Après 2050 l’espèce humaine s’éteindra

Le 18 janvier 2012

Constat guère réjouissant, mais espoir tout de même, mardi au Tribunal pour les générations futures. Procureur, accusés s’affrontaient lors d’une conférence spectacle en forme de procès. Au cœur du débat : la surpopulation. Sommes nous trop nombreux pour les ressources de la planète. Mais surtout allons nous demeurer aussi nombreux. Pas si sûr, selon des démographes.

Hier, l’INSEE communiquait ses derniers relevés de la population française, mettant en évidence une croissance de dix millions d’âmes en trente ans. Projetés sur une très longue période, ces résultats s’avèrent dérisoires. C’est l’un des constats qui s’imposaient hier soir à la Gaité Lyrique, à Paris, lors du troisième “Tribunal pour les générations futures” consacré à la démographie mondiale et à la place de l’homme sur Terre vers 2050. Un procès-spectacle organisé par nos amis du magazine Usbek & Rica.

Comme dans tout bon procès, la parole est à l’expert, place à l’objectivité. Gilles Pison, démographe à l’INED, est appelé à la barre.
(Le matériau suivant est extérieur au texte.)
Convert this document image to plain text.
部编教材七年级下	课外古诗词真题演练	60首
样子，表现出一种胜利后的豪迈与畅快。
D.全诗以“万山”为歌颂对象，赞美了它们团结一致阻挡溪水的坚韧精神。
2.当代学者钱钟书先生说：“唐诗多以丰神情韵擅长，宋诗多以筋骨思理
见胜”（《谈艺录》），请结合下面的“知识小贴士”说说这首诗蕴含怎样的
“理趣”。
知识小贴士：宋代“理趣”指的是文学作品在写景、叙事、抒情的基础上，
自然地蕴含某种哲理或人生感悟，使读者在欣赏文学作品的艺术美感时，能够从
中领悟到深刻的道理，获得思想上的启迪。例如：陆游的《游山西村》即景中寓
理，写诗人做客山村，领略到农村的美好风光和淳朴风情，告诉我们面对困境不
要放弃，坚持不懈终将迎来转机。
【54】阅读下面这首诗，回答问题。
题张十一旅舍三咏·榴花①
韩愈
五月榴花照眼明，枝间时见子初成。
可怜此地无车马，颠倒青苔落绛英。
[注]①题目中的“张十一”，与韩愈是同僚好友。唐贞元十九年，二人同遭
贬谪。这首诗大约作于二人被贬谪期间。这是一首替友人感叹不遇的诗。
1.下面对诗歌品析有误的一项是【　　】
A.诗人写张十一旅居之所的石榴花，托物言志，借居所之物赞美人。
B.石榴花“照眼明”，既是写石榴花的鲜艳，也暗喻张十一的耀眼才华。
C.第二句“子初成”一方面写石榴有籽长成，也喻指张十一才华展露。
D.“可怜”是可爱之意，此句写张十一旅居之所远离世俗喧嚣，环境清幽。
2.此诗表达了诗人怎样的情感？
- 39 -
Chiffres sous le coude, il illustre une “situation exceptionnelle” :

Pour parler du futur, nous devons remonter le passé, 2000 ans en arrière. Nous étions alors 250 millions d’habitants. La population n’a pratiquement pas augmenté, jusqu’en 1800. Entre 1927 et 2012, brusquement, les chiffres ont grimpé en flèche.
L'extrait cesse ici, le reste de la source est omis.